В погоне за счастьем | страница 108
Три предложения. Тридцать три слова. Полная машинописная страница обычно содержит около двухсот слов.
Что ж, продолжай, дописывай страницу. Осталось всего ничего. Черт возьми, ты написала тридцать три слова за десять минут. Чтобы выполнить норму из двухсот слов, тебе понадобится…
Четыре часа. Целая вечность. Четыре долгих, мучительных часа, в течение которых я изорвала пять листов бумаги, опустошила еще один кофейник, вдоль и поперек измерила шагами кухню, сгрызла один карандаш, оставила кучу пометок на полях и, наконец, каким-то чудом, добралась до последней строчки на этой чертовой странице.
В тот вечер, после ужина, я побаловала себя бокалом красного вина, перечитывая написанное. Повествование показалось мне гладким. Язык был доступным (ну или, по крайней мере, не вызывал отвращения). В стилистике проскальзывала некоторая язвительность (но без пижонства). Действие разворачивалось стремительно. В нем чувствовалась динамика. И это был хороший старт.
Но ведь я написала всего одну страницу.
На следующий день я снова проснулась с восходом солнца. Быстрый завтрак, пешая прогулка по пляжу, кофейник на плите, и к половине девятого я уже сидела за пишущей машинкой.
К полудню у меня была написана вторая страница. Поздним вечером — перед тем, как лечь в постель, — я перечитала две законченные страницы. Вычеркнула около тридцати лишних слов. Сократила несколько чересчур занудных описательных пассажей. Переписала кондовое предложение, безжалостно удалила неудачную метафору («Его глаза соблазнительно сияли, словно маркиза бродвейского театра…»), заменив ее лаконичным: «У него был взгляд соблазнителя».
И чтобы не поддаться самобичеванию, отложила листы в сторону.
…И снова подъем с рассветом.

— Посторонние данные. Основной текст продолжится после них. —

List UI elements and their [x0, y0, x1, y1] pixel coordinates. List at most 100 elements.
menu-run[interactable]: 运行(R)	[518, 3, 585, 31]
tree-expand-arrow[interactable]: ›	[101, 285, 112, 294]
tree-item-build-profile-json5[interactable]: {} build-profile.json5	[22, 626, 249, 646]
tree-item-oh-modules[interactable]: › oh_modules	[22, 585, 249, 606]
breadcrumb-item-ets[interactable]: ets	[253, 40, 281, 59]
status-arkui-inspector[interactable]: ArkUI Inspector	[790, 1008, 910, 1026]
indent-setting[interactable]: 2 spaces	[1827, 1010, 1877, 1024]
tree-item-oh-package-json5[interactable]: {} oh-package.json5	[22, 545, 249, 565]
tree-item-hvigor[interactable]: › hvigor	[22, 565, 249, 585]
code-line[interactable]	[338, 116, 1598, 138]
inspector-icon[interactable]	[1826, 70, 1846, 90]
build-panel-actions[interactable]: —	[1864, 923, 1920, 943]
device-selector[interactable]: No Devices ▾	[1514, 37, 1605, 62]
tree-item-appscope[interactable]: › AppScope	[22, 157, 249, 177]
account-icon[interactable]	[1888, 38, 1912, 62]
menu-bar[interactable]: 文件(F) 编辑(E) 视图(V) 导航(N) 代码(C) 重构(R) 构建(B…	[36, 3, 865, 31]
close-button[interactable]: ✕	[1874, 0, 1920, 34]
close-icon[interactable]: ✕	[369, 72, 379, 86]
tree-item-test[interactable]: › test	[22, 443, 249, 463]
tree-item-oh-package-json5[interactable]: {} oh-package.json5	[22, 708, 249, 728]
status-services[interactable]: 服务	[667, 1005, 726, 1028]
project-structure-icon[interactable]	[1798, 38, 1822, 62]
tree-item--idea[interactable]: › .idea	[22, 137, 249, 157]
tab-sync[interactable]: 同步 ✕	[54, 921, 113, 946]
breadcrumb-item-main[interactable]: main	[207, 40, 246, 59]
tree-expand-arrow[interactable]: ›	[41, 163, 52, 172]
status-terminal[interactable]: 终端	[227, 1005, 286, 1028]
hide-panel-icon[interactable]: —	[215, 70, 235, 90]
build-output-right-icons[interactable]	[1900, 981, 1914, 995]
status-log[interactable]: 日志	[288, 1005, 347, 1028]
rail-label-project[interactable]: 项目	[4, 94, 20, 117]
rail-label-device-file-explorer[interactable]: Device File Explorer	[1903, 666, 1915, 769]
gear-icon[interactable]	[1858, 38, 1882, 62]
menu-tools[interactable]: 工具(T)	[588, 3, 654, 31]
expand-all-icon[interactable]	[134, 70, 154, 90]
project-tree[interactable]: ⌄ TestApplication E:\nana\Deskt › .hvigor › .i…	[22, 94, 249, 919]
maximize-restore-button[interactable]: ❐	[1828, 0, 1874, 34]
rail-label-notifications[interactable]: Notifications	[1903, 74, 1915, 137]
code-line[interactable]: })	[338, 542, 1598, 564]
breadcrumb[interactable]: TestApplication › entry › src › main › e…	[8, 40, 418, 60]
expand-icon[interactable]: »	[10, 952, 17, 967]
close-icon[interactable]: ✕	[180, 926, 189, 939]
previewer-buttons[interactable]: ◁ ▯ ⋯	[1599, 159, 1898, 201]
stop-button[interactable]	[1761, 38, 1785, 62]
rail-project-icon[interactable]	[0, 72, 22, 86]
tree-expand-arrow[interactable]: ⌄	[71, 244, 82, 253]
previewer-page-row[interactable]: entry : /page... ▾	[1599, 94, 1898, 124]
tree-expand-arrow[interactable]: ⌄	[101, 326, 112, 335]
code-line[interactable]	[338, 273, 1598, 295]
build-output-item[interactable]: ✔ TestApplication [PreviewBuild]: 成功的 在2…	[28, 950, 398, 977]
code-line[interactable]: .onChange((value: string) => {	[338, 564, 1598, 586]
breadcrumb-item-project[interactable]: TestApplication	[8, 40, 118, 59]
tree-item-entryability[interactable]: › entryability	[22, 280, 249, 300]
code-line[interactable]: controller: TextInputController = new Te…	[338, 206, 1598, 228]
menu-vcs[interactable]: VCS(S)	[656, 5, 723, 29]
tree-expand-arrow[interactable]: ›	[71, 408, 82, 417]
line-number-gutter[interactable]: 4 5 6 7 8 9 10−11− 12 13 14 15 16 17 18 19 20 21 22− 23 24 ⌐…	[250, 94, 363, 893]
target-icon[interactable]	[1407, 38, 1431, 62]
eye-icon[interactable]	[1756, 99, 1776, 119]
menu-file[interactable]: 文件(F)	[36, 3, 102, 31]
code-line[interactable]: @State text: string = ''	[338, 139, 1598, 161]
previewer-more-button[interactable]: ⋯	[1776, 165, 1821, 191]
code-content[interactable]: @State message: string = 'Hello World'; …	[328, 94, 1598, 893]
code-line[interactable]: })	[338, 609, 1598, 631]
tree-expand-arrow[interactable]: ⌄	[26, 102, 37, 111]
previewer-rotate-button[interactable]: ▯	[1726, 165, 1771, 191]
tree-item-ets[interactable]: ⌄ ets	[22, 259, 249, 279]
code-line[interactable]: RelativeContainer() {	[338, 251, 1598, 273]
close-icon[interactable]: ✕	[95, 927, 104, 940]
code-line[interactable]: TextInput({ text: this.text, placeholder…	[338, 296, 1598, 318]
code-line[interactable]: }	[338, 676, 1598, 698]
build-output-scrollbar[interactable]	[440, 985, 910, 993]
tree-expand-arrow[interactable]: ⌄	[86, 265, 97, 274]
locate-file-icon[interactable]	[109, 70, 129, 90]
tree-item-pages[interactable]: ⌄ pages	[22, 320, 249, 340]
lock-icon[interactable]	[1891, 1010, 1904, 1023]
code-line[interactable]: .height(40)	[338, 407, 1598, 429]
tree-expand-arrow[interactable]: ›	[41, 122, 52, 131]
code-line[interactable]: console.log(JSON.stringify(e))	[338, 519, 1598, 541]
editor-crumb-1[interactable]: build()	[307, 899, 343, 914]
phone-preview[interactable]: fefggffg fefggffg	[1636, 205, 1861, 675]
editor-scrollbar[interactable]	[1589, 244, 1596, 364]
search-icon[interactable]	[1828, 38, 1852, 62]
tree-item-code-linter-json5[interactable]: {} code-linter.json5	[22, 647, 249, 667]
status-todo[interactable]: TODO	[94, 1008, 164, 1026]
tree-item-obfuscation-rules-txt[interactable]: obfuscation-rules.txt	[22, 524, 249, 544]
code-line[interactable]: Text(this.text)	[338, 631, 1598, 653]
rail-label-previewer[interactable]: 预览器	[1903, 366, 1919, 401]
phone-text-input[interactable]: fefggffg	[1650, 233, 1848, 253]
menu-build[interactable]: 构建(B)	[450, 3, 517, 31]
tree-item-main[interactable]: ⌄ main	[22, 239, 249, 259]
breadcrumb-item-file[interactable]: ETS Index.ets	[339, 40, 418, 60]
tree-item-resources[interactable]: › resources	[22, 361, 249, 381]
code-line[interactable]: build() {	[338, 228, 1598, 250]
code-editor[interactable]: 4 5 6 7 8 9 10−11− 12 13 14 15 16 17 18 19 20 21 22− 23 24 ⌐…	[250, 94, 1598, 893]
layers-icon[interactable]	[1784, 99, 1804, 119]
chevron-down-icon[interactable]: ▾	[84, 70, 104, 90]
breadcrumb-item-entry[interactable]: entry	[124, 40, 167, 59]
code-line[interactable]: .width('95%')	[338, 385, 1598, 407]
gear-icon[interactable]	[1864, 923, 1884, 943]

Грейпфрутовый сок, тост, кофе. Пляж. Еще кофе. Письменный стол.
Я не вышла из-за стола, пока не закончила следующую страницу.
Постепенно вырисовывался рабочий график. Отныне мой день был подчинен распорядку и, главное, цели. После каждой страницы меня переполняло сознание исполненного долга. Все говорят о пьянящем восторге творческого процесса — все, кроме тех, кто когда-либо пробовал сочинять. Нет в этом ничего пьянящего. Это работа. И, как любая работа, доставляет удовольствие только по ее завершении. Ты испытываешь облегчение, лишь когда выполняешь свою дневную норму. Надеешься, что потрудился не зря. Но вот наступает завтра, и ты должен исписать еще одну страницу. Чтобы заставить себя работать, необходимо упрямство. Упрямство… и особое чувство уверенности. Я уже начинала понимать, что сочинительство — это, в некотором роде, самообман.